Friday was another case in point. During an interview on NY1, he was asked if he thought Mayor Bill de Blasio was behind Nixon’s campaign. Cuomo said you’ll have to ask him.

He said he doesn’t think he’s ever met Nixon, doesn’t know if he’ll debate her and doesn’t usually read Glamour magazine, which, in a new profile, quoted Nixon as saying Cuomo is famously vengeful and that bullies have to be confronted.

"Everybody can say what they want. We’re going to have a political season, and people choose their own style in life, and I have no comment on it. And I don’t mean to insult Glamour magazine," Cuomo said.

What Cuomo did want to talk about was Mayor Bill de Blasio.

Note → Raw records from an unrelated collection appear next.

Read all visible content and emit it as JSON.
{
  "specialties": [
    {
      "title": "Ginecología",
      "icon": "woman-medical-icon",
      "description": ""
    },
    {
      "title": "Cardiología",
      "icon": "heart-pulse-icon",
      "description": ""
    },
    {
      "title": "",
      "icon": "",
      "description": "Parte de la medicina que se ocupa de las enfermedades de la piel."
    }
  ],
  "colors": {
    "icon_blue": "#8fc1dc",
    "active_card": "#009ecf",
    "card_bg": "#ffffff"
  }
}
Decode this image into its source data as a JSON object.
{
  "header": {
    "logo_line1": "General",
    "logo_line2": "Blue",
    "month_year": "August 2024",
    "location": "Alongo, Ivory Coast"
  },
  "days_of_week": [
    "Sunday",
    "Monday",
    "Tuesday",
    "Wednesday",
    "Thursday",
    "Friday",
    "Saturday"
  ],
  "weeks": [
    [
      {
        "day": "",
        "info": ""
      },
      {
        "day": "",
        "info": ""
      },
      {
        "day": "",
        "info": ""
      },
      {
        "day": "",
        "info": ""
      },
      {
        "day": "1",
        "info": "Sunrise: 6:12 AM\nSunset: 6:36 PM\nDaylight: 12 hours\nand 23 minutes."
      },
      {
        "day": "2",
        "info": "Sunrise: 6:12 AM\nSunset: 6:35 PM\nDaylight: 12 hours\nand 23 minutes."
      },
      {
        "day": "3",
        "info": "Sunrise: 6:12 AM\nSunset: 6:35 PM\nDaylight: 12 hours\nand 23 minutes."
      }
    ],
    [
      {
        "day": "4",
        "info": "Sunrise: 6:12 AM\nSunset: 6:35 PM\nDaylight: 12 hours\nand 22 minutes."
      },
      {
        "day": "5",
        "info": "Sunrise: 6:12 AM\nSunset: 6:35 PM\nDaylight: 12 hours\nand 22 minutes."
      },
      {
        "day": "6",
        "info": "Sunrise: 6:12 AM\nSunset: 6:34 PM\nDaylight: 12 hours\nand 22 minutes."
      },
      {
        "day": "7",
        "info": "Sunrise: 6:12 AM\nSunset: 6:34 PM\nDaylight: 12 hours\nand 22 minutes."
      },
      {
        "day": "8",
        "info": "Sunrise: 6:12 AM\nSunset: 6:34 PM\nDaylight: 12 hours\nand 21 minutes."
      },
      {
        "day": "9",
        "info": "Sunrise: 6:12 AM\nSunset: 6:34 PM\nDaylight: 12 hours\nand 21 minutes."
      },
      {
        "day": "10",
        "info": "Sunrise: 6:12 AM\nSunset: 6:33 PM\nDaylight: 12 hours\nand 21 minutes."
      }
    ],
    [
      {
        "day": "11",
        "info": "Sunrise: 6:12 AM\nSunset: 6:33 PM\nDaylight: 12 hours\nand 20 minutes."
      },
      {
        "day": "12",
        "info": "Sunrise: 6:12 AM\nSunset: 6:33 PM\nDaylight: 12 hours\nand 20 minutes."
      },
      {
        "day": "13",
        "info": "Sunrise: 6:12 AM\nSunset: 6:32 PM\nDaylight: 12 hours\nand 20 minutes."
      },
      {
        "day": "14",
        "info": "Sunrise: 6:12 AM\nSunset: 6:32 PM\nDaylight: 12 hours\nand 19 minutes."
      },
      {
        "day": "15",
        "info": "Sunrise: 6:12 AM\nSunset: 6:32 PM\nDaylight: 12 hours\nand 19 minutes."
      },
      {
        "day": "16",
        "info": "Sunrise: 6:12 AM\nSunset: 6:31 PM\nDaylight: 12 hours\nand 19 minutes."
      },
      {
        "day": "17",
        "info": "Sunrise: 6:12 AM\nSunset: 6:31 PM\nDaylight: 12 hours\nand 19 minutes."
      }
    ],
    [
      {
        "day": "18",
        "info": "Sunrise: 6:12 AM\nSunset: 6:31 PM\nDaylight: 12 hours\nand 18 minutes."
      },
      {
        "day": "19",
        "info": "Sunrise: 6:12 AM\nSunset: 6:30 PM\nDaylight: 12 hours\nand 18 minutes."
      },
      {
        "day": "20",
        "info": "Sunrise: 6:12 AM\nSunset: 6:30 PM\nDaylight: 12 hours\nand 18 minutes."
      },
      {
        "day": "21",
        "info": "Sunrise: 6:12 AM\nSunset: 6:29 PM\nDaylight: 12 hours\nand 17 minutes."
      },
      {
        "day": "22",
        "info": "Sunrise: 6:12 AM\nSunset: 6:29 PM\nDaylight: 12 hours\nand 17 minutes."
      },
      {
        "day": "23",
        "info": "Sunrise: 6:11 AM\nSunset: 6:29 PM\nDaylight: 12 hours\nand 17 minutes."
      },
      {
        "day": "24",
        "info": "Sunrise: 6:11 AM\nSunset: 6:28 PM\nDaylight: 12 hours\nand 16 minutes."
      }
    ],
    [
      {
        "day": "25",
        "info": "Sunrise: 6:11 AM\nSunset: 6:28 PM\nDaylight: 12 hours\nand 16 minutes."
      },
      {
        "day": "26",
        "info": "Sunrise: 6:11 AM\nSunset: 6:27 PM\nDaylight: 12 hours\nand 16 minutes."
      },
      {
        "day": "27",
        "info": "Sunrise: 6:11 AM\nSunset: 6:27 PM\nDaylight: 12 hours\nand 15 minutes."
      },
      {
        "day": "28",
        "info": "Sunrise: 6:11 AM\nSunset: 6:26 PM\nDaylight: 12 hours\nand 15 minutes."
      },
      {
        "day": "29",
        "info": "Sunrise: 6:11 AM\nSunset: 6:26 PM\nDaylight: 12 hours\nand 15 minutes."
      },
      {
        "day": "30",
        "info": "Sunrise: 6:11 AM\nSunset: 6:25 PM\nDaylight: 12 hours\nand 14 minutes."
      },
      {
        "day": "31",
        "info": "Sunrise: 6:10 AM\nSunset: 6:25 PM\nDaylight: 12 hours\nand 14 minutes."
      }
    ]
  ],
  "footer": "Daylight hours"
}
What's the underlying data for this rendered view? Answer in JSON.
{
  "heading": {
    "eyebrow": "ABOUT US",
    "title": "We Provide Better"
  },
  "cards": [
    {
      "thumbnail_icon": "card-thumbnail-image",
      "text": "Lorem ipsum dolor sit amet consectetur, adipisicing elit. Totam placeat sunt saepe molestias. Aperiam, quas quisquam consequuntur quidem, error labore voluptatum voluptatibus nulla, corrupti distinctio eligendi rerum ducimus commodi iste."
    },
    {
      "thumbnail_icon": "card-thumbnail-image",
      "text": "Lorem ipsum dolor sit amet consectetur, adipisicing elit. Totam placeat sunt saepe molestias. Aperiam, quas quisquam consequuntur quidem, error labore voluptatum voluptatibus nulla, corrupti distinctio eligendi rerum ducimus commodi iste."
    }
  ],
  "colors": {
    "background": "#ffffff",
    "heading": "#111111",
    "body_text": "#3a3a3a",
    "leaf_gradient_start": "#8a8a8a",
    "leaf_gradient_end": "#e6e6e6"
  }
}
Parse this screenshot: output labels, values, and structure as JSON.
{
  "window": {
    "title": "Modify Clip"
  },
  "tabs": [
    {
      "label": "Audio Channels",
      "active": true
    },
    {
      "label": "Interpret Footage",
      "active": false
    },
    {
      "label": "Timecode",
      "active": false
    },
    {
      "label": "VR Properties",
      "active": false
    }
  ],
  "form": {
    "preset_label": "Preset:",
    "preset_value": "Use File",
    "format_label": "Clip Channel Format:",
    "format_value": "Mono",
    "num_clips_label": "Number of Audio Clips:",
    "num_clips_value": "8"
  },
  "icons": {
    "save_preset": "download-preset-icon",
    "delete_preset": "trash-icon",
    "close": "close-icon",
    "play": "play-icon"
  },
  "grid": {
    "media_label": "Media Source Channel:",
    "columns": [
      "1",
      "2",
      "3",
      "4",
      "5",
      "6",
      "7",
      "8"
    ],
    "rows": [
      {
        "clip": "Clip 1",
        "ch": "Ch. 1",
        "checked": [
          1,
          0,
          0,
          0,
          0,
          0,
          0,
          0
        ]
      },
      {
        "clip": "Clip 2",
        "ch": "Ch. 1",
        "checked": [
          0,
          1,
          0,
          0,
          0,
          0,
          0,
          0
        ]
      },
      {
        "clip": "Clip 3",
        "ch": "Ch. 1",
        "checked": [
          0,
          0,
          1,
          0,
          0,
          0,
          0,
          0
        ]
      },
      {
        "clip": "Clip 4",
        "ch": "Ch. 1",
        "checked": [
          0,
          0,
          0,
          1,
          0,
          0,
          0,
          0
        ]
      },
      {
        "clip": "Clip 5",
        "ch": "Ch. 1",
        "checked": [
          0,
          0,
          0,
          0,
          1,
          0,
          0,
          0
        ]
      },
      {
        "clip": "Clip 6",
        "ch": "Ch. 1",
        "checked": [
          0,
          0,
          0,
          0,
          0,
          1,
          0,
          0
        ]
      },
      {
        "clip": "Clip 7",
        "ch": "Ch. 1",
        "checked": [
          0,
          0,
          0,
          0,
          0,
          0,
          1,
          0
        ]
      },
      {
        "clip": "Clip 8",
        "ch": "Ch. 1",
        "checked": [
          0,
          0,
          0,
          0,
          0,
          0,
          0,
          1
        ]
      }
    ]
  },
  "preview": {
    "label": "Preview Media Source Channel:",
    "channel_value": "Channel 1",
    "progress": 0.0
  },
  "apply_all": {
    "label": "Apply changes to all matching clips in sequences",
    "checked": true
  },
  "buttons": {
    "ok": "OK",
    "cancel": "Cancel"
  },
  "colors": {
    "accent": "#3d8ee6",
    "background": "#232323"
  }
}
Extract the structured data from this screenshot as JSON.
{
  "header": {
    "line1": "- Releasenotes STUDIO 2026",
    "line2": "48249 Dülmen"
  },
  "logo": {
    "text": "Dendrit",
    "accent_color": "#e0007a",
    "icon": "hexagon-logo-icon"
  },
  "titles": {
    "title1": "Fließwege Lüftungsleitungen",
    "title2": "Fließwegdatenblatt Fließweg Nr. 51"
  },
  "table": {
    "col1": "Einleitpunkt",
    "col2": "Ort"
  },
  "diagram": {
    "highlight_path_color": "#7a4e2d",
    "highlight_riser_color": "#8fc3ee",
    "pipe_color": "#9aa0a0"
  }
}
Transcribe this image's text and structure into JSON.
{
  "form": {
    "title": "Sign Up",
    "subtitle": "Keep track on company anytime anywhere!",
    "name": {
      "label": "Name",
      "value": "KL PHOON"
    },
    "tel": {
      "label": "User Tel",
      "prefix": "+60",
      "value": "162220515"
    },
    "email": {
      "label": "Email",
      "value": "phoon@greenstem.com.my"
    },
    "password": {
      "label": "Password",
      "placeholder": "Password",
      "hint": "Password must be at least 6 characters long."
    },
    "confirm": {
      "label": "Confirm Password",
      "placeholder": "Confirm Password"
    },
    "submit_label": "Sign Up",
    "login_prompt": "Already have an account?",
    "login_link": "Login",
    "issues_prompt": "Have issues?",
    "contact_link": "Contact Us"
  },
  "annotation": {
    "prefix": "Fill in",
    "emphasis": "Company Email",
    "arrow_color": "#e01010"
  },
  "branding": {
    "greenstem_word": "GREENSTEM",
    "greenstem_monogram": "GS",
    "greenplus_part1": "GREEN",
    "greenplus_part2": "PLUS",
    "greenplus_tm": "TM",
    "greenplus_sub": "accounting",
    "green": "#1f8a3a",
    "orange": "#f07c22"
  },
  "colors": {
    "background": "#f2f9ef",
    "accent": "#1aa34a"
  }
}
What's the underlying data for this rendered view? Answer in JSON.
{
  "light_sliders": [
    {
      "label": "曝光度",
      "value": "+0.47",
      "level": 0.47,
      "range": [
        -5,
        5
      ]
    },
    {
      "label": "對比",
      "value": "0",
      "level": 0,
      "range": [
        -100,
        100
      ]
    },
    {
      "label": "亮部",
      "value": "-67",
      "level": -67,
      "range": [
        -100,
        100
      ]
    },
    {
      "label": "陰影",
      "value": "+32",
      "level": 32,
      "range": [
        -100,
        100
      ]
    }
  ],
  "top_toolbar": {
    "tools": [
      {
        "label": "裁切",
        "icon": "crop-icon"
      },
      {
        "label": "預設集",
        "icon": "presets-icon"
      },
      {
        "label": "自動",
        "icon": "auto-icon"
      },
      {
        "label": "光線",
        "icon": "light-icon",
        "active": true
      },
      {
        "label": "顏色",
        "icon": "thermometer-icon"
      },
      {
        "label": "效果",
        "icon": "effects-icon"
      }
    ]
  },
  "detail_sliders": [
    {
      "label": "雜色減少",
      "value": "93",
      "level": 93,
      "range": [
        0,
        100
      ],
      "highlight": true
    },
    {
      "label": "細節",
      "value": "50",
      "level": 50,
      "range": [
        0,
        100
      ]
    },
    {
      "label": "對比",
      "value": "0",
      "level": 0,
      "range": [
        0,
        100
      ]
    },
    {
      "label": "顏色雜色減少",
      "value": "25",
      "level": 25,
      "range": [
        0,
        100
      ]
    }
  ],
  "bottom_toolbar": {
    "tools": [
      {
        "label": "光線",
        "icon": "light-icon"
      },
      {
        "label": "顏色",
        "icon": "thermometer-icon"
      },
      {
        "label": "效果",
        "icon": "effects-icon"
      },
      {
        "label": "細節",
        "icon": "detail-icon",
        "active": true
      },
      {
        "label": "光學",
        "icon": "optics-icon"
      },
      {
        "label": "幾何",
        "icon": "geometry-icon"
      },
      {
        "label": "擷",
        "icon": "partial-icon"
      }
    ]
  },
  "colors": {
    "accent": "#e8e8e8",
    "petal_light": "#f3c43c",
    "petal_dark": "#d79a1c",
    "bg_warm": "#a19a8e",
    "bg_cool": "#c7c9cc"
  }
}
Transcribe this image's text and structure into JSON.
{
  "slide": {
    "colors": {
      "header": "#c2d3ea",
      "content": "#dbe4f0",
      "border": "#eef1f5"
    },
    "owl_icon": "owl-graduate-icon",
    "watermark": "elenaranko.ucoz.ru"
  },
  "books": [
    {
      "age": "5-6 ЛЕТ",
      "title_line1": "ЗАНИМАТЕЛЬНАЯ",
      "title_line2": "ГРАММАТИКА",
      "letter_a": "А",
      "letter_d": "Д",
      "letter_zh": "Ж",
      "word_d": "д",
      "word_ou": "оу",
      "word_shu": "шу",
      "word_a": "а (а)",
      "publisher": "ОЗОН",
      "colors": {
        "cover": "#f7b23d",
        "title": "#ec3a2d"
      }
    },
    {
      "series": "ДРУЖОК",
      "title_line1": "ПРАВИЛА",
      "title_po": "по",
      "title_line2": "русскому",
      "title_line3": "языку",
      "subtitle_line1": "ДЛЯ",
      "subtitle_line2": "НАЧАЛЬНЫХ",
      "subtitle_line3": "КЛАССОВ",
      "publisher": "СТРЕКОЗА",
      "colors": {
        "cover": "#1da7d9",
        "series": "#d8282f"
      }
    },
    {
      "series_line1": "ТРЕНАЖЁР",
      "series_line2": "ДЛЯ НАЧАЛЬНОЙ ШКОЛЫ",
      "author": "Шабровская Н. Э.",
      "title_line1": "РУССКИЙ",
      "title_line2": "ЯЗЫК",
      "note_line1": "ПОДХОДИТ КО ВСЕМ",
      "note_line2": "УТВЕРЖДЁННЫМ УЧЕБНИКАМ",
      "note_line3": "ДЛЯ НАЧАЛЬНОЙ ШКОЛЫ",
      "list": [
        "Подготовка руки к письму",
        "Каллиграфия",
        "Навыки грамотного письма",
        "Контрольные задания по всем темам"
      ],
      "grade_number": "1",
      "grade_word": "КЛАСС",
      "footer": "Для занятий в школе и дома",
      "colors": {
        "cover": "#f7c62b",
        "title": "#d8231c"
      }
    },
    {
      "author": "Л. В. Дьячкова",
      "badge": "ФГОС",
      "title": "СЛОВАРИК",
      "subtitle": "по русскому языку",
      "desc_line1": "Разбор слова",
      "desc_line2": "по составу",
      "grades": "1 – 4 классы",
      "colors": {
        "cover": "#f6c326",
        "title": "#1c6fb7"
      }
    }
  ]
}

In the course of two interviews, he called de Blasio’s 10-year plan to close Rikers Island obnoxious, blamed the city for slowing emergency subway repairs and, asked about Nixon’s criticism that the state underfunds minority schools, pointed the finger at the city’s allocation of state aid. And he continued to hammer what he calls the incompetent management of the city’s Housing Authority, the latest front in their increasingly open feud.

"This notion that money put into NYCHA doesn’t work is a fiction," de Blasio said Monday. "The governor doesn’t understand the facts in this case."

"It is just disgusting, the way we leave our fellow New Yorkers to live," Cuomo said. "The city doesn’t want to admit NYCHA’s failure. It’s obvious, NYCHA’s failure."

Meanwhile, with congestion pricing stalled in Albany, Cuomo says he’s optimistic of at least passing a surcharge on ride-hailing vehicles to help fund MTA repairs.

And on a weightier topic, Cuomo again broke with the mayor, who told NY1 earlier this week Mario Cantone's Sex and the City character was his favorite. Cuomo chose not to indulge the question.

"I do not have a favorite, no," he said. "I don’t want to pick favorites."